My sister jumped and I did not see her oily head resurface.
I walked away from friends and deeper into the forest. I looked for a place suitable to take a minute, as they say. I was barefoot. I left my sandals on the rocky cliff where everyone was launching themselves into the air and into the lake’s water.
The glass positioned itself past my skin’s surface and softly clinked one of the twenty-six bones living among a hundred muscles and tendons and ligaments.
A medical doctor who didn’t practice anymore said it was a clean cut and that it would be fine with proper care. I had so many questions.
You’ll be fine, he said.
What if I bled out?
What if I walked on glass and bled out?
What if I walked on glass and bled out and the muscles in my body dried up like lentils and turned to dust and proteins and it all spilled from my body like rice from a sack?

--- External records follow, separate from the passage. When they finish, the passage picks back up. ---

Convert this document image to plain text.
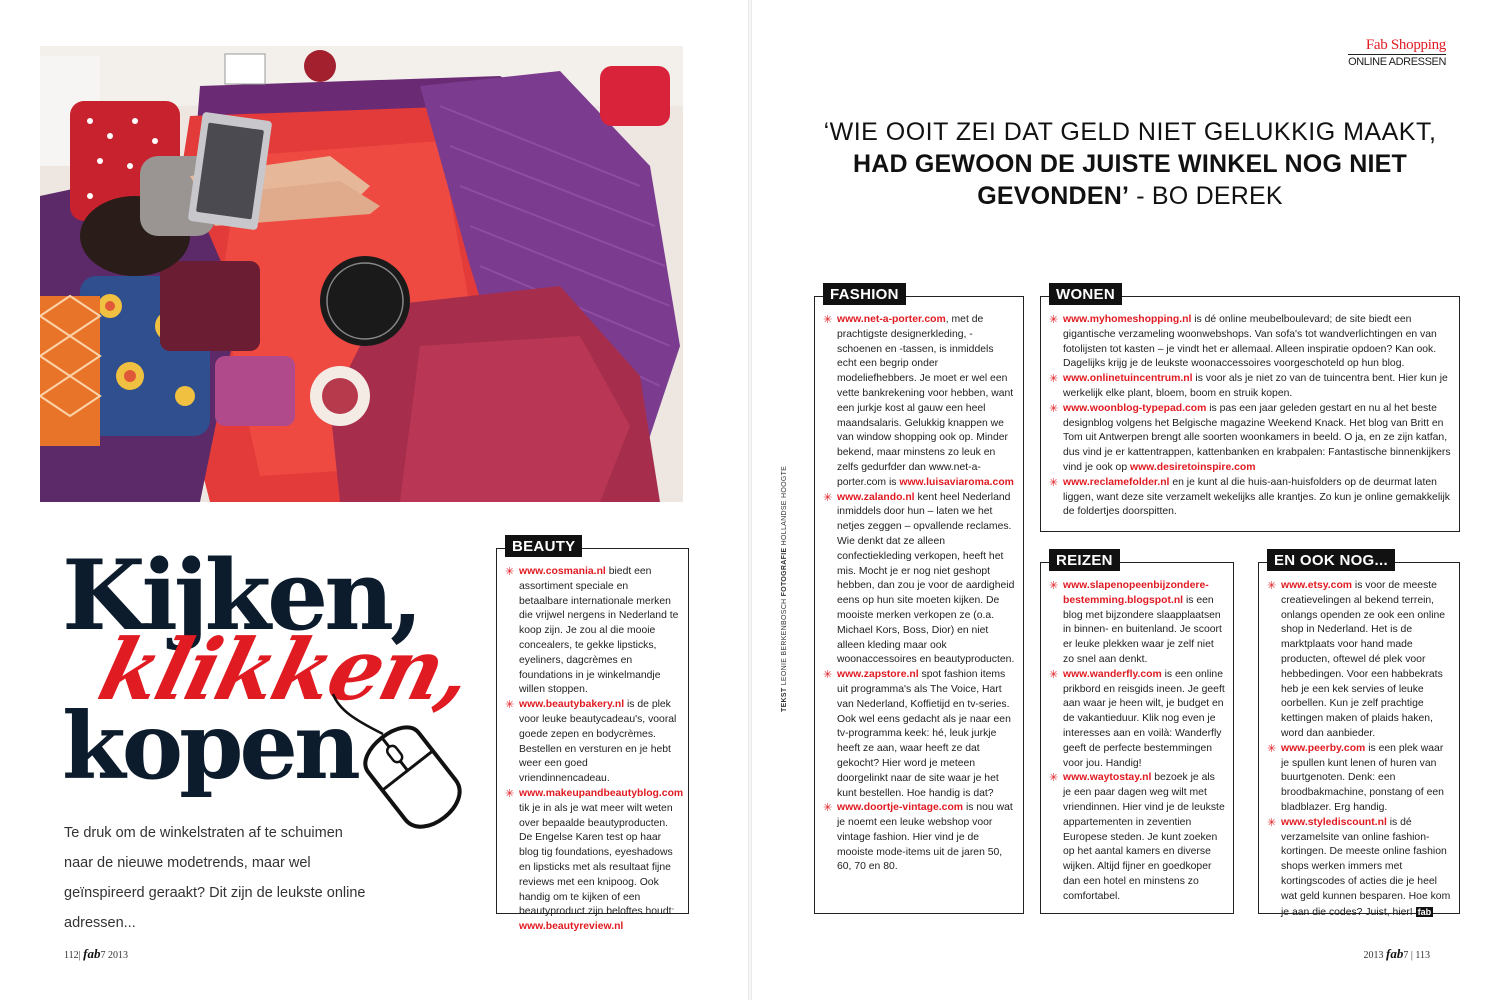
Kijken,
klikken,
kopen

Te druk om de winkelstraten af te schuimen naar de nieuwe modetrends, maar wel geïnspireerd geraakt? Dit zijn de leukste online adressen...

112| fab7 2013
BEAUTY

✳ www.cosmania.nl biedt een assortiment speciale en betaalbare internationale merken die vrijwel nergens in Nederland te koop zijn. Je zou al die mooie concealers, te gekke lipsticks, eyeliners, dagcrèmes en foundations in je winkelmandje willen stoppen.

✳ www.beautybakery.nl is de plek voor leuke beautycadeau's, vooral goede zepen en bodycrèmes. Bestellen en versturen en je hebt weer een goed vriendinnencadeau.

✳ www.makeupandbeautyblog.com tik je in als je wat meer wilt weten over bepaalde beautyproducten. De Engelse Karen test op haar blog tig foundations, eyeshadows en lipsticks met als resultaat fijne reviews met een knipoog. Ook handig om te kijken of een beautyproduct zijn beloftes houdt: www.beautyreview.nl

Fab Shopping
ONLINE ADRESSEN
‘WIE OOIT ZEI DAT GELD NIET GELUKKIG MAAKT,
HAD GEWOON DE JUISTE WINKEL NOG NIET
GEVONDEN’ - BO DEREK
TEKST LEONIE BERKENBOSCH FOTOGRAFIE HOLLANDSE HOOGTE
FASHION

✳ www.net-a-porter.com, met de prachtigste designerkleding, -schoenen en -tassen, is inmiddels echt een begrip onder modeliefhebbers. Je moet er wel een vette bankrekening voor hebben, want een jurkje kost al gauw een heel maandsalaris. Gelukkig knappen we van window shopping ook op. Minder bekend, maar minstens zo leuk en zelfs gedurfder dan www.net-a-porter.com is www.luisaviaroma.com

✳ www.zalando.nl kent heel Nederland inmiddels door hun – laten we het netjes zeggen – opvallende reclames. Wie denkt dat ze alleen confectiekleding verkopen, heeft het mis. Mocht je er nog niet geshopt hebben, dan zou je voor de aardigheid eens op hun site moeten kijken. De mooiste merken verkopen ze (o.a. Michael Kors, Boss, Dior) en niet alleen kleding maar ook woonaccessoires en beautyproducten.

✳ www.zapstore.nl spot fashion items uit programma's als The Voice, Hart van Nederland, Koffietijd en tv-series. Ook wel eens gedacht als je naar een tv-programma keek: hé, leuk jurkje heeft ze aan, waar heeft ze dat gekocht? Hier word je meteen doorgelinkt naar de site waar je het kunt bestellen. Hoe handig is dat?

✳ www.doortje-vintage.com is nou wat je noemt een leuke webshop voor vintage fashion. Hier vind je de mooiste mode-items uit de jaren 50, 60, 70 en 80.

WONEN

✳ www.myhomeshopping.nl is dé online meubelboulevard; de site biedt een gigantische verzameling woonwebshops. Van sofa's tot wandverlichtingen en van fotolijsten tot kasten – je vindt het er allemaal. Alleen inspiratie opdoen? Kan ook. Dagelijks krijg je de leukste woonaccessoires voorgeschoteld op hun blog.

✳ www.onlinetuincentrum.nl is voor als je niet zo van de tuincentra bent. Hier kun je werkelijk elke plant, bloem, boom en struik kopen.

✳ www.woonblog-typepad.com is pas een jaar geleden gestart en nu al het beste designblog volgens het Belgische magazine Weekend Knack. Het blog van Britt en Tom uit Antwerpen brengt alle soorten woonkamers in beeld. O ja, en ze zijn katfan, dus vind je er kattentrappen, kattenbanken en krabpalen: Fantastische binnenkijkers vind je ook op www.desiretoinspire.com

✳ www.reclamefolder.nl en je kunt al die huis-aan-huisfolders op de deurmat laten liggen, want deze site verzamelt wekelijks alle krantjes. Zo kun je online gemakkelijk de foldertjes doorspitten.

REIZEN

✳ www.slapenopeenbijzondere-bestemming.blogspot.nl is een blog met bijzondere slaapplaatsen in binnen- en buitenland. Je scoort er leuke plekken waar je zelf niet zo snel aan denkt.

✳ www.wanderfly.com is een online prikbord en reisgids ineen. Je geeft aan waar je heen wilt, je budget en de vakantieduur. Klik nog even je interesses aan en voilà: Wanderfly geeft de perfecte bestemmingen voor jou. Handig!

✳ www.waytostay.nl bezoek je als je een paar dagen weg wilt met vriendinnen. Hier vind je de leukste appartementen in zeventien Europese steden. Je kunt zoeken op het aantal kamers en diverse wijken. Altijd fijner en goedkoper dan een hotel en minstens zo comfortabel.

EN OOK NOG...

✳ www.etsy.com is voor de meeste creatievelingen al bekend terrein, onlangs openden ze ook een online shop in Nederland. Het is de marktplaats voor hand made producten, oftewel dé plek voor hebbedingen. Voor een habbekrats heb je een kek servies of leuke oorbellen. Kun je zelf prachtige kettingen maken of plaids haken, word dan aanbieder.

✳ www.peerby.com is een plek waar je spullen kunt lenen of huren van buurtgenoten. Denk: een broodbakmachine, ponstang of een bladblazer. Erg handig.

✳ www.stylediscount.nl is dé verzamelsite van online fashion-kortingen. De meeste online fashion shops werken immers met kortingscodes of acties die je heel wat geld kunnen besparen. Hoe kom je aan die codes? Juist, hier! fab

2013 fab7 | 113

What if I stepped on glass and it shattered inside me and the new fragments found homes in my tendons and years later turned to diamonds?
What if I could cultivate those diamonds for profit and be a one-footed millionaire?
What if the wound found infection and traversed my bloodstream into my brain?
What if I stepped on glass and my infected brain could no longer operate correctly and urged me to set my bungalow on fire?
What if my extended family was inside when I did it?
What if I stepped on glass and the portion of the glass I stepped on was originally part of a clear root-beer bottle someone used in the transference of hate from an unsteady hand to a non-stop head?
What if it the hand and head were mine?
What if I walked on glass and a mongrel tongued around my deep wound, drooling on my foot through the bandages, which turned soft pink, and the heeler’s teeth impaled my foot ten times over, amalgamating into a bacterial ecosystem of pebble-sized gashes, creating the first utopia?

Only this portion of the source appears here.